Editor’s note: Find out more about multiple sclerosis here.
When I was diagnosed with multiple sclerosis in 2004, I thought my life was over. Hubs and I hadn’t been married long, and we didn’t have any babies yet. All I could think was that I would soon be crippled, shriveled, a burden. When I sobbed out the news to my dad, he was pragmatic as always.
“Well, at least it’s not cancer, Melanie. That stuff can kill you.”
I started taking Tysabri by IV infusion five years ago and have not had a single relapse since I started. No new lesions in my brain or on my spine. With the exception of the fatigue, most of the time I can forget I even have the stupid disease. For me, the benefits of taking Tysabri have greatly outweighed the risks.
Call me crazy, but I always look forward to the days I spend at Allison Cancer Center getting my meds. Kicked back in my leather recliner, listening to the gentle snores around the room and the hums and beeps and clicks of the IV pumps, these are hours I really enjoy. I can work on my laptop, watch a movie, shop online, listen to music, visit — and my favorite — read. Mostly uninterrupted. No bottles, no diapers, no phones, no cartoons, no fighting over Spider-Man, no hiding in the bathroom to finish a crucial chapter. It is literally my “me time.”
And a lot of the people here are really great, too. Fabulous nurses, doctors, cookie-wielding volunteers. Every person has a story. There is sadness and strength and faith and laughter in this room. Everyone doing what they have to do to see another day. Mr. F had a stem cell replacement to fight his cancer, and he proudly shows off his peach fuzzy scalp. “I have been reborn. I am literally a brand new man.”

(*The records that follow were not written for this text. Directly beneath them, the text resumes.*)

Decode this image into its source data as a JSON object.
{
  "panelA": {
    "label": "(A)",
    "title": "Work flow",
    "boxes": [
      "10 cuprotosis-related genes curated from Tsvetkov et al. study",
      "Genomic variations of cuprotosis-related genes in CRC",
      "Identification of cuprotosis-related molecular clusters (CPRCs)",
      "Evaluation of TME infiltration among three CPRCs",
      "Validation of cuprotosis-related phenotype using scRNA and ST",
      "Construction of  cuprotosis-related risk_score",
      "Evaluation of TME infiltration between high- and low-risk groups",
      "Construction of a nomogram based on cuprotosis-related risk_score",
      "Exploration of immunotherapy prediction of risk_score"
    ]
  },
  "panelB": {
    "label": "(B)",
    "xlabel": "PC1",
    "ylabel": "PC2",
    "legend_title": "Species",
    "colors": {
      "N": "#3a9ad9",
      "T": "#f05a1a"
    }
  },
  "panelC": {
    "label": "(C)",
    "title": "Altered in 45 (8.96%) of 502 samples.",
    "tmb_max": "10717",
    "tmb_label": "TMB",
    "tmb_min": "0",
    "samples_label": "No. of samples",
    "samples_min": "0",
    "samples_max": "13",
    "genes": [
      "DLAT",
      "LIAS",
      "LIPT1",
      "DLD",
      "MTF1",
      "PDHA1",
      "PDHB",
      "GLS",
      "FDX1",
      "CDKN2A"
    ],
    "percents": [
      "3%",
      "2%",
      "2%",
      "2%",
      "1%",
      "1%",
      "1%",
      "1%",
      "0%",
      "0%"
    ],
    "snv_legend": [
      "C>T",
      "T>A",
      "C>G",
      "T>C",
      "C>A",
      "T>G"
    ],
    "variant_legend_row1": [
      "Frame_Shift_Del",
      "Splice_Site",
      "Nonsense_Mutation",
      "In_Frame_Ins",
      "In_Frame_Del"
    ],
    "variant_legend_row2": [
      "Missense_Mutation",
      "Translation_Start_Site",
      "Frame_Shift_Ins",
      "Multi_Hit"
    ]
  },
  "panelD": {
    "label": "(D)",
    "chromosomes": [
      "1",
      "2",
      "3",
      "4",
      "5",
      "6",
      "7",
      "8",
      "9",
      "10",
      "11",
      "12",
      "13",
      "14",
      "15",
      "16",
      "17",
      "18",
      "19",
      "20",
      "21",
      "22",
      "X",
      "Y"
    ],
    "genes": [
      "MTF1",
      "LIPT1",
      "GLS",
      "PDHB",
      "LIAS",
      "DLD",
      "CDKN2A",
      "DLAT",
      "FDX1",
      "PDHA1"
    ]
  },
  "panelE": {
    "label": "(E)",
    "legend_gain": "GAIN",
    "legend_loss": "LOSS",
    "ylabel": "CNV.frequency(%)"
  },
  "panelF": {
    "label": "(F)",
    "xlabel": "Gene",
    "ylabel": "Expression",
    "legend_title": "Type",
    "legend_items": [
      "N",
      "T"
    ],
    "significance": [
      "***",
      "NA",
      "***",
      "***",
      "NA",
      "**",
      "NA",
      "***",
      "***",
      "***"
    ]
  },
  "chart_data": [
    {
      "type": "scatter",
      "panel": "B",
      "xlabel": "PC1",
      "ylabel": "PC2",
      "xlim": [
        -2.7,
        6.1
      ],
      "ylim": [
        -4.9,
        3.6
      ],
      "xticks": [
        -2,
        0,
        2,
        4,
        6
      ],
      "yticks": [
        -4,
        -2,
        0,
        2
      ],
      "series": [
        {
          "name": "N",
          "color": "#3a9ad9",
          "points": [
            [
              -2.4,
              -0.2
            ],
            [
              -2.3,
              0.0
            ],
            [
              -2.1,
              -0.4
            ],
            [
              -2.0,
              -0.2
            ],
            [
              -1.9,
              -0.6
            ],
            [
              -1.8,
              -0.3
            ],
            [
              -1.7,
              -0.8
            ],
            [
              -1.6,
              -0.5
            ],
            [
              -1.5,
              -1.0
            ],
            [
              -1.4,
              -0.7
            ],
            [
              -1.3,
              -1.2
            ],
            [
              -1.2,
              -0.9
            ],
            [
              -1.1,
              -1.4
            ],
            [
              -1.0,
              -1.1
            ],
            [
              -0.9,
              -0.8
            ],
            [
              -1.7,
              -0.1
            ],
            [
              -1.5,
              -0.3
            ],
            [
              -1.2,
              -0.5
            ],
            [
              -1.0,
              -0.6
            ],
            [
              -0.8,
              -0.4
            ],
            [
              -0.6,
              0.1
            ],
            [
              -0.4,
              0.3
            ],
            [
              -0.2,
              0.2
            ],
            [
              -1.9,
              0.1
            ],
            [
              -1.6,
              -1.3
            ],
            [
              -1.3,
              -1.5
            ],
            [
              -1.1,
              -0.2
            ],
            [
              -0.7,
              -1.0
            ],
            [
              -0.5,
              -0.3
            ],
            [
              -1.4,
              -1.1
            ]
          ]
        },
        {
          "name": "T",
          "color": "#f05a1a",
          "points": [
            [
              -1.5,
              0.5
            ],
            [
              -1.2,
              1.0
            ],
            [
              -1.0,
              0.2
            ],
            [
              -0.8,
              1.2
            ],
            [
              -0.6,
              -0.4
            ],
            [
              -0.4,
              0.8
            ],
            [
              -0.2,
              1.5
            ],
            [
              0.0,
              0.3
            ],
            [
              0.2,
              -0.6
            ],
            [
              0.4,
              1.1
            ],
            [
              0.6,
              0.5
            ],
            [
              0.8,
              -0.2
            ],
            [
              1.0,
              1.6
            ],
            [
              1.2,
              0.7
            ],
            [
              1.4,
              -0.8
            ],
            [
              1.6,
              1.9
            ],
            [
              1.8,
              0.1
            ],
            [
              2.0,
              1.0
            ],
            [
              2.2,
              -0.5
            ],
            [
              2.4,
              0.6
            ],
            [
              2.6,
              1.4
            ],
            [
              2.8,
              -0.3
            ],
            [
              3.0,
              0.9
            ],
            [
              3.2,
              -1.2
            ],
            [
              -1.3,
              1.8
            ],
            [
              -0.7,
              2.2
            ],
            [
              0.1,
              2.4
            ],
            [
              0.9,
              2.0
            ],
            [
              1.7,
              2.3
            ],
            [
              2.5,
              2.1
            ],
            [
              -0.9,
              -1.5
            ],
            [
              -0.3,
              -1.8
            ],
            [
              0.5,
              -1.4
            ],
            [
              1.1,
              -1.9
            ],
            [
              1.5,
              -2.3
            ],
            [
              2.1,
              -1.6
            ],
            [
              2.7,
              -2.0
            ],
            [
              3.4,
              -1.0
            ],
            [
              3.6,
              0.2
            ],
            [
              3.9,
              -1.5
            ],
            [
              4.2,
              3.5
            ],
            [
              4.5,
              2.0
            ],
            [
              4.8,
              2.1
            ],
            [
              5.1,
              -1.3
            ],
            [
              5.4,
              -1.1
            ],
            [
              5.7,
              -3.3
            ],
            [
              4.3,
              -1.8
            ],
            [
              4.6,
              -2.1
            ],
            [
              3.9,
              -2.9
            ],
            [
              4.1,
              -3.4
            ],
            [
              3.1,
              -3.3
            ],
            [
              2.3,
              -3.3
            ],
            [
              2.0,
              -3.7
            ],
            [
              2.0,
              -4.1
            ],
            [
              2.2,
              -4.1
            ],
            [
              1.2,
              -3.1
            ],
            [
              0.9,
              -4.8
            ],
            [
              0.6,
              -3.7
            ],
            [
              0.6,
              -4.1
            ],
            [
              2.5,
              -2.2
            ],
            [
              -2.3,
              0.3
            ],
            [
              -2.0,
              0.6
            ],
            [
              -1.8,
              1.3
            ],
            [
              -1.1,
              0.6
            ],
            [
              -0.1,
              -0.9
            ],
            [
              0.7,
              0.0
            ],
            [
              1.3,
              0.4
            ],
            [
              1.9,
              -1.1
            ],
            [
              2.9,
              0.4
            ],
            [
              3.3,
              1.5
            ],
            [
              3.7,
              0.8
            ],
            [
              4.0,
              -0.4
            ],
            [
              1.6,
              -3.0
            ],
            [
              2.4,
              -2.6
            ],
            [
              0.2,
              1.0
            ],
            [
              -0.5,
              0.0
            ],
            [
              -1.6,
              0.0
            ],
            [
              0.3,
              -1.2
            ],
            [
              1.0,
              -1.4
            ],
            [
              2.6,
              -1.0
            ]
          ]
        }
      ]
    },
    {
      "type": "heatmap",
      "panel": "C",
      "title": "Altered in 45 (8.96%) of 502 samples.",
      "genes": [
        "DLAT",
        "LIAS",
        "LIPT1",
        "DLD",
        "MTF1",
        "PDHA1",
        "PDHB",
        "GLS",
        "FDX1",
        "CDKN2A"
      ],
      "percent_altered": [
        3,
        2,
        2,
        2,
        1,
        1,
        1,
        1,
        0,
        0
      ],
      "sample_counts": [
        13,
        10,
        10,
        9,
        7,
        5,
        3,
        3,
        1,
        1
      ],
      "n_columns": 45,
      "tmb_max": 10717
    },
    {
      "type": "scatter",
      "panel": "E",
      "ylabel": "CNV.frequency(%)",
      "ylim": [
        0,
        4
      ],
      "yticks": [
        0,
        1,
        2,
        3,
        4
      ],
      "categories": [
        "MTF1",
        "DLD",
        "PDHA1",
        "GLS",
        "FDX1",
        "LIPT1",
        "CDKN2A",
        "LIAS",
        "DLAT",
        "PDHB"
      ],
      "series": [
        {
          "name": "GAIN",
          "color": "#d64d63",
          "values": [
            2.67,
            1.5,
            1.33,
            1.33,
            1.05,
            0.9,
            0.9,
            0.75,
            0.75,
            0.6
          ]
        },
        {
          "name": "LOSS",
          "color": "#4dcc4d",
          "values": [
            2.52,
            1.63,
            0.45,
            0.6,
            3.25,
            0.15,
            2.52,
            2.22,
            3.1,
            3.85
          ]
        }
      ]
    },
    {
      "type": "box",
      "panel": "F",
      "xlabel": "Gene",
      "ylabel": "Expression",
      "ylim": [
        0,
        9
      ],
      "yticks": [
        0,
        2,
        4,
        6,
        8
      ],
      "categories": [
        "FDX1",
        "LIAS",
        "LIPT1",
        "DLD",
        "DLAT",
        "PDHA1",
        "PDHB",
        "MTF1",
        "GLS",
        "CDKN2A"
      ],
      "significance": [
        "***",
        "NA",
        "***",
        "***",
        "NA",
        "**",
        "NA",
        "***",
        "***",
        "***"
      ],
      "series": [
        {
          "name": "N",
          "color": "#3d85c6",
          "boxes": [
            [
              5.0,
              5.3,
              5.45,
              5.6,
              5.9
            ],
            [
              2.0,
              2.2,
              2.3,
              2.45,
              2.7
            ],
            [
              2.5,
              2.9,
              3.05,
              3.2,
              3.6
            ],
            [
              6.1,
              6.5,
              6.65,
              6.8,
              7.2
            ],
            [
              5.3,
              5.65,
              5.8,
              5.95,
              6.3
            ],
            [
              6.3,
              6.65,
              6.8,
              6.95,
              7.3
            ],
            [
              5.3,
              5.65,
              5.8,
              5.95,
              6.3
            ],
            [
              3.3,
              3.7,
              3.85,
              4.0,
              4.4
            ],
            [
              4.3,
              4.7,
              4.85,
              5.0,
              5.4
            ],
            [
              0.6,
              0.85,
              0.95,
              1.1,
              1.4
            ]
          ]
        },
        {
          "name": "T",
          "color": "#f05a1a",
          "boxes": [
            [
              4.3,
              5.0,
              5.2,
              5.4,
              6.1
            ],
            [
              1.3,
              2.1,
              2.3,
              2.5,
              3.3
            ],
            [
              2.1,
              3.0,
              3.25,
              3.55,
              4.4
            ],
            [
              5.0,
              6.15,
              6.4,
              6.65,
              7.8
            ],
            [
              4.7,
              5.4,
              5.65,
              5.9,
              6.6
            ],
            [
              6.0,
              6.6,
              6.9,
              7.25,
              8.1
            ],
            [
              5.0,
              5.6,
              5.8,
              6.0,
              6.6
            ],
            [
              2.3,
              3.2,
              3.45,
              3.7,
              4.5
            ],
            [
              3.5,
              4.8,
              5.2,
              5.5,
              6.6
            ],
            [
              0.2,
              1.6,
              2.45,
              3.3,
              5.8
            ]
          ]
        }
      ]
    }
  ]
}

Mr. Handsome, whose wife left him. The gracious Ms. N, whose faith in God has only grown stronger.
Inevitably, someone asks me what kind of cancer I have, or a volunteer tells me how brave I am, and I have to explain to them that I am not fighting for my life. But I am fighting for the ability to have the life I want, to be independent and able to raise my children. And even though I don’t have cancer, these sweet folks have let me in on the camaraderie that is the chemo lab. We all have a sense of being “in it” together, tangled in lines and strangling blood pressure cuffs, beeping machines and needing help to go to the bathroom.
We were all startled out of half-sleep Thursday when the fire alarms started going off. At first, we thought it was a drill. Next thing you know, we’re being ordered up and out. Forty or so tired and confused folks trying to make it out one door at the same time. Shuffling, carrying purses and IV poles and pumps. It’s hard to move quickly or gracefully when you are tethered to a rolling pole and don’t want to rip out your IV! We all slowly milled about in the parking lot, blinking uncomfortably in the midday sun.
“We look like a scene out of ‘Night of the Living Dead,'” said Mr. F.
That cracked me up. I am a big fan of all things zombie, and as I surveyed everyone shambling about, some muttering, others grumbling about being hungry, and generally everybody having no idea about what was going on, I knew he was right.
But another one of the patients didn’t see the humor in his observation. Grimacing and holding onto her IV pole, she reminded the zombie herd around her that no one there was dead yet.
This too, struck me, this being surrounded by people who have not given up hope. And realizing that I really am one of them.